Stevens also co-directs, with Jacob Titus, this flexible, muscular production where C De La Cruz’s unit set transforms with Jesse’s perceived reality: the center stage seating area shape shifts from suburban car into military Humvee or war aircraft into a living room couch. Battling traumatic brain injuries and other physical and mental ailments, Jesse’s home life often blurs with her service (where fellow army man, Anders, played by Sam Tilles, accompanies her). A Walmart barcode scanner becomes an armed weapon; a doctor’s pad is also a helicopter steering wheel.
War Dreamer’s first act largely chronicles Jesse’s attempts to perform normalcy even as she suspects government-injected subdermal machines may be manipulating her from the inside out; the act closes in such a confounding way that many audience members were unsure if the play was over. If this was an attempt to evoke the confusion Jesse feels, pulled between two worlds, it was effective. The abrupt ending to Act I could have set up a bumpy or unnecessary Act II; instead, that is when Stevens’ script starts blazing. The second act engagingly plays with genre via psychological horror as the domestic world of work, health, and family Jesse barely holds together crumbles like the walls of Jericho. Emphasizing this tension, the impressive electronic score (also by Stevens) pulses with anxiety and danger.

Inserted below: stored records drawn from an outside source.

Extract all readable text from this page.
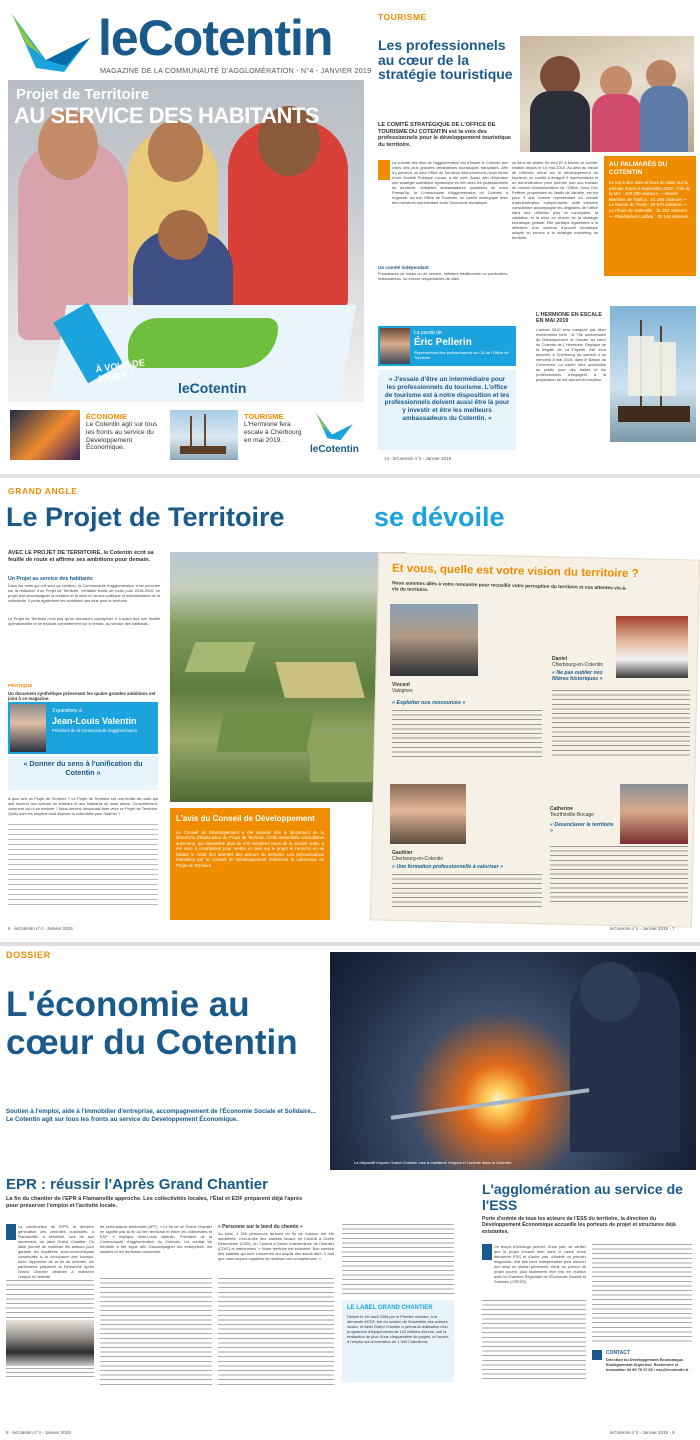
leCotentin
MAGAZINE DE LA COMMUNAUTÉ D'AGGLOMÉRATION - N°4 - JANVIER 2019
À VOUS DE JOUER !
leCotentin
Projet de Territoire
AU SERVICE DES HABITANTS
ÉCONOMIE
Le Cotentin agit sur tous les fronts au service du Développement Économique.
TOURISME
L'Hermione fera escale à Cherbourg en mai 2019.
leCotentin
TOURISME
Les professionnels au cœur de la stratégie touristique
LE COMITÉ STRATÉGIQUE DE L'OFFICE DE TOURISME DU COTENTIN est la voix des professionnels pour le développement touristique du territoire.
La volonté des élus de l'agglomération est d'hisser le Cotentin aux côtés des plus grandes destinations touristiques françaises. Afin d'y parvenir, un seul Office de Tourisme intercommunal, sous forme d'une Société Publique Locale, a été créé. Aussi, afin d'impulser une stratégie touristique dynamique en lien avec les professionnels du tourisme, véritables ambassadeurs quotidiens de notre Presqu'île, la Communauté d'Agglomération du Cotentin a organisé, via son Office de Tourisme, un comité stratégique avec des membres représentant toute l'économie touristique.
Un comité indépendant
Prestataires de loisirs ou de service, hôteliers traditionnels ou particuliers, restaurateurs, ou encore responsables de sites
ou lieux de visites, ils sont 67 à former ce comité, installé depuis le 14 mai 2018. Au-delà du travail de réflexion mené sur le développement du tourisme, ce comité a désigné 9 représentants et un administrateur pour prendre part aux travaux du conseil d'administration de l'Office. Ainsi, Eric Pellerin, propriétaire du Jardin de Vauville, est élu pour 3 ans comme représentant au conseil d'administration. Indépendante, cette instance consultative accompagne les dirigeants de l'office dans leur réflexion pour la conception, la validation et la mise en œuvre de la stratégie touristique globale. Elle participe également à la définition d'un schéma d'accueil touristique adapté ou encore à la stratégie marketing du territoire.
AU PALMARÈS DU COTENTIN
Le top 5 des sites et lieux de visite sur la période d'avril à septembre 2018 : Cité de la Mer : 160 390 visiteurs — Musée Maritime de Tatihou : 51 494 visiteurs — Le Manoir du Tourp : 36 570 visiteurs — Le Phare de Gatteville : 31 202 visiteurs — Planétarium Ludiver : 20 144 visiteurs.
La parole de
Éric Pellerin
Représentant des professionnels au CA de l'Office de Tourisme
« J'essaie d'être un intermédiaire pour les professionnels du tourisme. L'office de tourisme est à notre disposition et les professionnels doivent aussi être là pour y investir et être les meilleurs ambassadeurs du Cotentin. »
L'HERMIONE EN ESCALE EN MAI 2019
L'année 2019 sera marquée par deux événements forts : le 75e anniversaire du Débarquement et l'escale au cœur du Cotentin de L'Hermione. Réplique de la frégate de La Fayette, elle sera amarrée à Cherbourg du samedi 4 au mercredi 8 mai 2019, dans le Bassin du Commerce. Le navire sera accessible au public pour des visites et les professionnels s'engagent à la préparation de cet accueil d'exception.
14 · leCotentin n°4 - Janvier 2019
GRAND ANGLE
Le Projet de Territoire	se dévoile
AVEC LE PROJET DE TERRITOIRE, le Cotentin écrit sa feuille de route et affirme ses ambitions pour demain.
Un Projet au service des habitants
Dans les mois qui ont suivi sa création, la Communauté d'agglomération s'est penchée sur la rédaction d'un Projet de Territoire. Véritable feuille de route pour 2018-2020, ce projet doit accompagner la création et la mise en œuvre politique et administrative de la collectivité. Il porte également les ambitions des élus pour le territoire.
Le Projet de Territoire n'est pas qu'un document conceptuel, il a avant tout une finalité opérationnelle et se traduira concrètement sur le terrain, au service des habitants.
PRATIQUE
Un document synthétique présentant les quatre grandes ambitions est joint à ce magazine.
3 questions à
Jean-Louis Valentin
Président de la Communauté d'agglomération
« Donner du sens à l'unification du Cotentin »
À quoi sert un Projet de Territoire ? Le Projet de Territoire est une feuille de route qui doit montrer aux acteurs du territoire et aux habitants où nous allons. Concrètement, comment va-t-il se traduire ? Nous devons désormais faire vivre ce Projet de Territoire. Quels sont les moyens dont dispose la collectivité pour l'animer ?
6 · leCotentin n°4 - Janvier 2019
L'avis du Conseil de Développement
Le Conseil de Développement a été associé dès le lancement de la démarche d'élaboration du Projet de Territoire. Cette assemblée consultative autonome, qui rassemble plus de 170 membres issus de la société civile, a été mise à contribution pour rendre un avis sur le projet et l'enrichir en se faisant le relais des attentes des acteurs du territoire. Les préconisations formulées par le Conseil de Développement renforcent la cohérence du Projet de Territoire.
Et vous, quelle est votre vision du territoire ?
Nous sommes allés à votre rencontre pour recueillir votre perception du territoire et vos attentes vis-à-vis du territoire.
Vincent
Valognes
« Exploiter nos ressources »
Daniel
Cherbourg-en-Cotentin
« Ne pas oublier nos filières historiques »
Gauthier
Cherbourg-en-Cotentin
« Une formation professionnelle à valoriser »
Catherine
Teurthéville-Bocage
« Désenclaver le territoire »
leCotentin n°4 - Janvier 2019 · 7
DOSSIER
L'économie au cœur du Cotentin
Soutien à l'emploi, aide à l'immobilier d'entreprise, accompagnement de l'Économie Sociale et Solidaire... Le Cotentin agit sur tous les fronts au service du Développement Économique.
Le dispositif d'après Grand Chantier vise à maintenir l'emploi et l'activité dans le Cotentin.
EPR : réussir l'Après Grand Chantier
La fin du chantier de l'EPR à Flamanville approche. Les collectivités locales, l'État et EDF préparent déjà l'après pour préserver l'emploi et l'activité locale.
La construction de l'EPR, la dernière génération des centrales nucléaires, à Flamanville, a bénéficié, lors de son lancement, du label Grand Chantier. Ce label permet de mobiliser les acteurs pour garantir les équilibres socio-économiques consécutifs à la conclusion des travaux. Avec l'approche de la fin du chantier, les partenaires préparent la Démarche Après Grand Chantier destinée à maintenir l'emploi et l'activité.
de performance territoriale (APT). « Le fin de ce Grand Chantier ne signifie pas la fin du lien territorial et entre les collectivités et EDF. » explique Jean-Louis Valentin, Président de la Communauté d'agglomération du Cotentin. Un contrat de territoire a été signé afin d'accompagner les entreprises, les salariés et les territoires concernés.
« Personne sur le bord du chemin »
Au total, 1 200 personnes arrivant en fin de mission ont été identifiées, c'est-à-dire des salariés locaux en Contrat à Durée Déterminée (CDD), en Contrat à Durée Indéterminée de Chantier (CDIC) et intérimaires. « Notre territoire est industriel. Bon nombre des salariés qui sont concernés ont acquis des savoir-faire. Il faut que nous soyons capables de réutiliser ces compétences. »
LE LABEL GRAND CHANTIER
Délivré le 1er août 2006 par le Premier ministre, à la demande d'EDF, fort du soutien de l'ensemble des acteurs locaux, le label Grand Chantier a permis la réalisation d'un programme d'équipements de 123 millions d'euros, soit la réalisation de plus d'une cinquantaine de projets, et l'accès à l'emploi via la formation de 1 300 Cotentinois.
L'agglomération au service de l'ESS
Porte d'entrée de tous les acteurs de l'ESS du territoire, la direction du Développement Économique accueille les porteurs de projet et structures déjà existantes.
Ce temps d'échange permet, d'une part, de vérifier que le projet s'inscrit bien dans le cadre d'une démarche ESS et d'autre part, d'établir un premier diagnostic, état des lieux indispensable pour assurer une mise en réseau pertinente. Ainsi, un porteur de projet pourra plus facilement être mis en relation avec la Chambre Régionale de l'Économie Sociale et Solidaire (CRESS).
CONTACT
Direction du Développement Économique, Enseignement Supérieur, Recherche et Innovation 02 50 79 17 00 / ess@lecotentin.fr
8 · leCotentin n°4 - Janvier 2019	leCotentin n°4 - Janvier 2019 · 9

The entire cast is strong, but in the central performance Treadway is omnipotent. She accesses a deeper range of her vocal register, revealing both Jesse’s innate toughness but also her method of adapting to a masculine world — it’s no coincidence Jesse is the only adult woman in Stevens’ play. This intonation’s depths give way for fragile moments when Treadway’s voice rises, catches, and cracks. These vulnerabilities, when Treadway works through the layers of who she was in Iraq, who others perceive her to be back home, and who she is trying to become, are the most compelling in War Dreamer.
The play neither glamorizes nor empathizes the military experience, and no matter your take on patriotism, Treadway’s performance calls for fireworks.